OPINIÓN |En los últimos 15 años se han conocido varias iniciativas presidenciales de reformas a los códigos Penal y Judicial, que tenían como finalidad mejorar el sistema de justicia. Se nombraron comisiones de notables y expertos juristas quienes culminaron su labor, pero no hubo voluntad política para llevar estas reformas a la Asamblea. Estas comisiones no lograron involucrar a la sociedad civil y por lo tanto se quedaron en propuestas sin mucho respaldo y posteriormente en algún archivo de la Presidencia de la República.

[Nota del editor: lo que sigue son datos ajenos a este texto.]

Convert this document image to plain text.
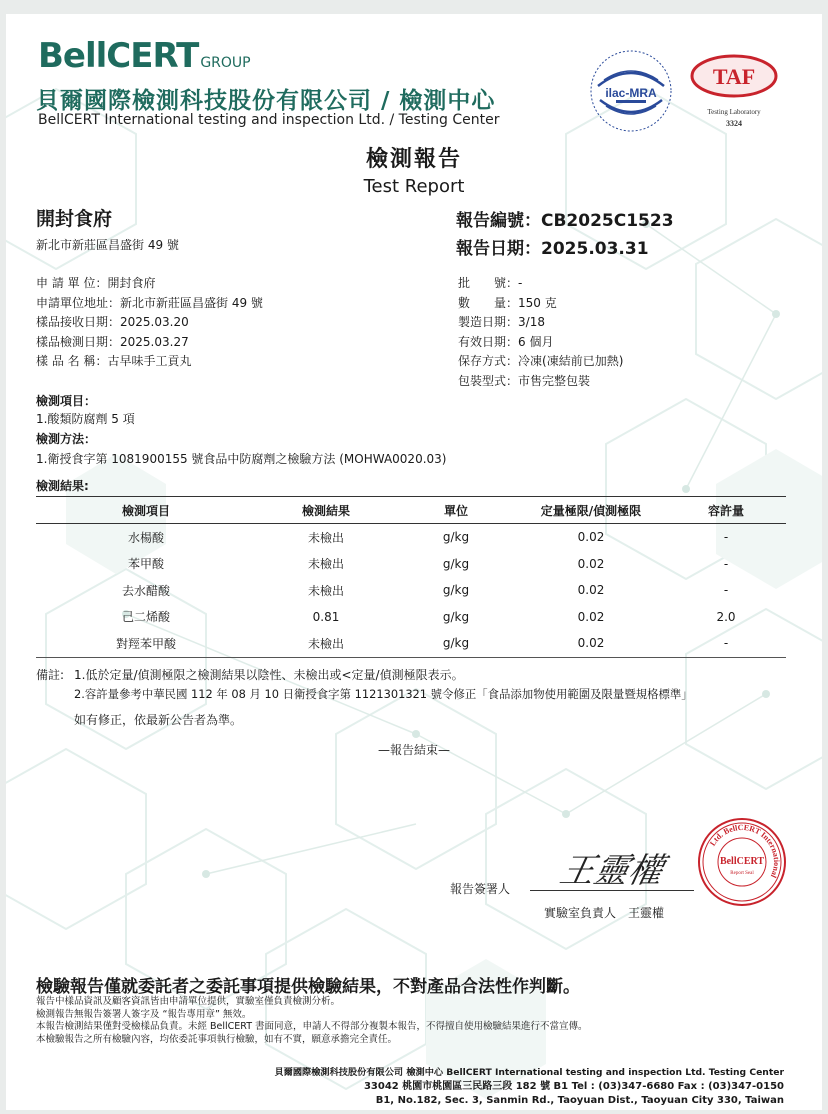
BellCERT GROUP
貝爾國際檢測科技股份有限公司 / 檢測中心
BellCERT International testing and inspection Ltd. / Testing Center
ilac-MRA
TAF
Testing Laboratory
3324
檢測報告
Test Report
開封食府
新北市新莊區昌盛街 49 號
報告編號：CB2025C1523
報告日期：2025.03.31
申 請 單 位：開封食府
申請單位地址：新北市新莊區昌盛街 49 號
樣品接收日期：2025.03.20
樣品檢測日期：2025.03.27
樣 品 名 稱：古早味手工貢丸
批　　號：-
數　　量：150 克
製造日期：3/18
有效日期：6 個月
保存方式：冷凍(凍結前已加熱)
包裝型式：市售完整包裝
檢測項目：
1.酸類防腐劑 5 項
檢測方法：
1.衛授食字第 1081900155 號食品中防腐劑之檢驗方法 (MOHWA0020.03)
檢測結果:
檢測項目	檢測結果	單位	定量極限/偵測極限	容許量
水楊酸	未檢出	g/kg	0.02	-
苯甲酸	未檢出	g/kg	0.02	-
去水醋酸	未檢出	g/kg	0.02	-
己二烯酸	0.81	g/kg	0.02	2.0
對羥苯甲酸	未檢出	g/kg	0.02	-
備註: 1.低於定量/偵測極限之檢測結果以陰性、未檢出或<定量/偵測極限表示。
2.容許量參考中華民國 112 年 08 月 10 日衛授食字第 1121301321 號令修正「食品添加物使用範圍及限量暨規格標準」
如有修正，依最新公告者為準。
—報告結束—
報告簽署人 王靈權
實驗室負責人　王靈權
Ltd. BellCERT International
BellCERT
Report Seal
檢驗報告僅就委託者之委託事項提供檢驗結果，不對產品合法性作判斷。
報告中樣品資訊及顧客資訊皆由申請單位提供，實驗室僅負責檢測分析。
檢測報告無報告簽署人簽字及 “報告專用章” 無效。
本報告檢測結果僅對受檢樣品負責。未經 BellCERT 書面同意，申請人不得部分複製本報告，不得擅自使用檢驗結果進行不當宣傳。
本檢驗報告之所有檢驗內容，均依委託事項執行檢驗，如有不實，願意承擔完全責任。
貝爾國際檢測科技股份有限公司 檢測中心 BellCERT International testing and inspection Ltd. Testing Center
33042 桃園市桃園區三民路三段 182 號 B1 Tel : (03)347-6680 Fax : (03)347-0150
B1, No.182, Sec. 3, Sanmin Rd., Taoyuan Dist., Taoyuan City 330, Taiwan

En el año 2000 se crea la Alianza Ciudadana Pro Justicia con la finalidad de unificar esfuerzos de la sociedad civil para promover la reforma judicial. Hoy la Alianza, gracias al apoyo técnico y financiero del programa de Naciones Unidas para el Desarrollo, cuenta con el "Áudito Ciudadano de la Justicia Penal", que debe convertirse en el punto de partida de un monitoreo permanente del avance de la justicia, pero al mismo tiempo en una agenda por la reforma de la justicia en Panamá.

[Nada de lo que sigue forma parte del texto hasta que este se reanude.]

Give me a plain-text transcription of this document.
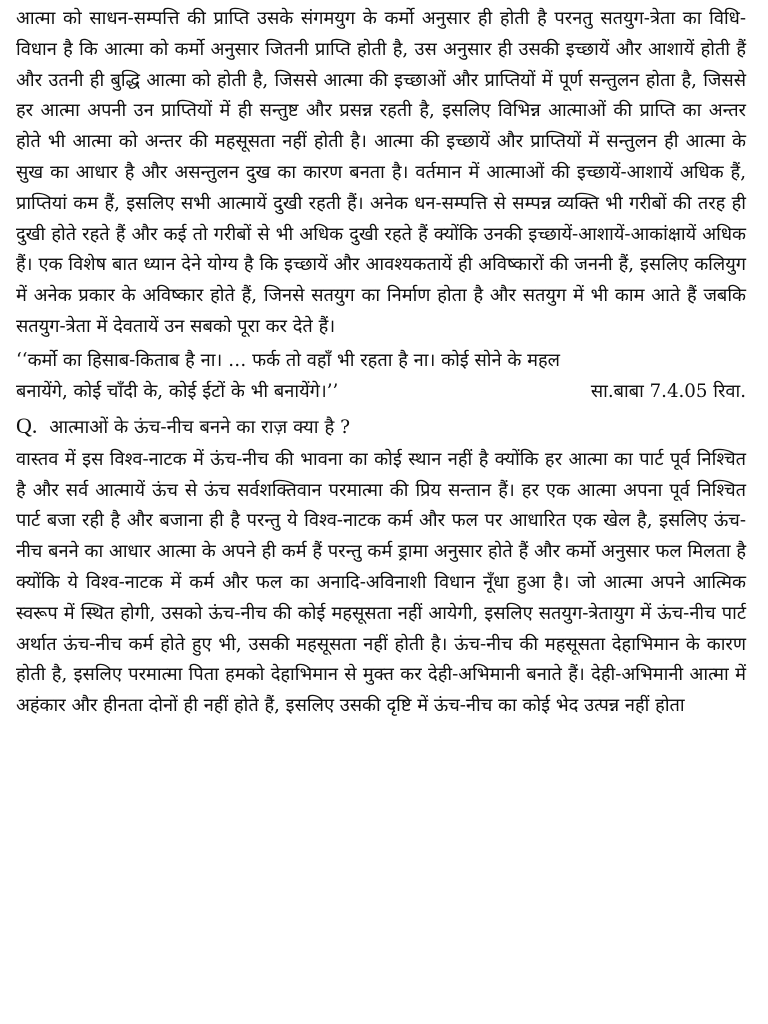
आत्मा को साधन-सम्पत्ति की प्राप्ति उसके संगमयुग के कर्मो अनुसार ही होती है परनतु सतयुग-त्रेता का विधि-विधान है कि आत्मा को कर्मो अनुसार जितनी प्राप्ति होती है, उस अनुसार ही उसकी इच्छायें और आशायें होती हैं और उतनी ही बुद्धि आत्मा को होती है, जिससे आत्मा की इच्छाओं और प्राप्तियों में पूर्ण सन्तुलन होता है, जिससे हर आत्मा अपनी उन प्राप्तियों में ही सन्तुष्ट और प्रसन्न रहती है, इसलिए विभिन्न आत्माओं की प्राप्ति का अन्तर होते भी आत्मा को अन्तर की महसूसता नहीं होती है। आत्मा की इच्छायें और प्राप्तियों में सन्तुलन ही आत्मा के सुख का आधार है और असन्तुलन दुख का कारण बनता है। वर्तमान में आत्माओं की इच्छायें-आशायें अधिक हैं, प्राप्तियां कम हैं, इसलिए सभी आत्मायें दुखी रहती हैं। अनेक धन-सम्पत्ति से सम्पन्न व्यक्ति भी गरीबों की तरह ही दुखी होते रहते हैं और कई तो गरीबों से भी अधिक दुखी रहते हैं क्योंकि उनकी इच्छायें-आशायें-आकांक्षायें अधिक हैं। एक विशेष बात ध्यान देने योग्य है कि इच्छायें और आवश्यकतायें ही अविष्कारों की जननी हैं, इसलिए कलियुग में अनेक प्रकार के अविष्कार होते हैं, जिनसे सतयुग का निर्माण होता है और सतयुग में भी काम आते हैं जबकि सतयुग-त्रेता में देवतायें उन सबको पूरा कर देते हैं।

‘‘कर्मो का हिसाब-किताब है ना। … फर्क तो वहाँ भी रहता है ना। कोई सोने के महल

बनायेंगे, कोई चाँदी के, कोई ईटों के भी बनायेंगे।’’	सा.बाबा 7.4.05 रिवा.
Q. आत्माओं के ऊंच-नीच बनने का राज़ क्या है ?

वास्तव में इस विश्व-नाटक में ऊंच-नीच की भावना का कोई स्थान नहीं है क्योंकि हर आत्मा का पार्ट पूर्व निश्चित है और सर्व आत्मायें ऊंच से ऊंच सर्वशक्तिवान परमात्मा की प्रिय सन्तान हैं। हर एक आत्मा अपना पूर्व निश्चित पार्ट बजा रही है और बजाना ही है परन्तु ये विश्व-नाटक कर्म और फल पर आधारित एक खेल है, इसलिए ऊंच-नीच बनने का आधार आत्मा के अपने ही कर्म हैं परन्तु कर्म ड्रामा अनुसार होते हैं और कर्मो अनुसार फल मिलता है क्योंकि ये विश्व-नाटक में कर्म और फल का अनादि-अविनाशी विधान नूँधा हुआ है। जो आत्मा अपने आत्मिक स्वरूप में स्थित होगी, उसको ऊंच-नीच की कोई महसूसता नहीं आयेगी, इसलिए सतयुग-त्रेतायुग में ऊंच-नीच पार्ट अर्थात ऊंच-नीच कर्म होते हुए भी, उसकी महसूसता नहीं होती है। ऊंच-नीच की महसूसता देहाभिमान के कारण होती है, इसलिए परमात्मा पिता हमको देहाभिमान से मुक्त कर देही-अभिमानी बनाते हैं। देही-अभिमानी आत्मा में अहंकार और हीनता दोनों ही नहीं होते हैं, इसलिए उसकी दृष्टि में ऊंच-नीच का कोई भेद उत्पन्न नहीं होता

El áudito ciudadano concluye que el proceso penal panameño contiene figuras jurídicas que agravan la percepción ciudadana de impunidad y debilitan fundamentales principios garantes de un sistema democrático; que existe un exceso de funciones de carácter judicial que la normativa concede al Ministerio Público, sin control jurisdiccional y otras deficiencias del sistema, tales como rezago judicial y abuso en el uso de la detención preventiva. Estas conclusiones crean un escenario propicio para el impulso de una reforma judicial integral.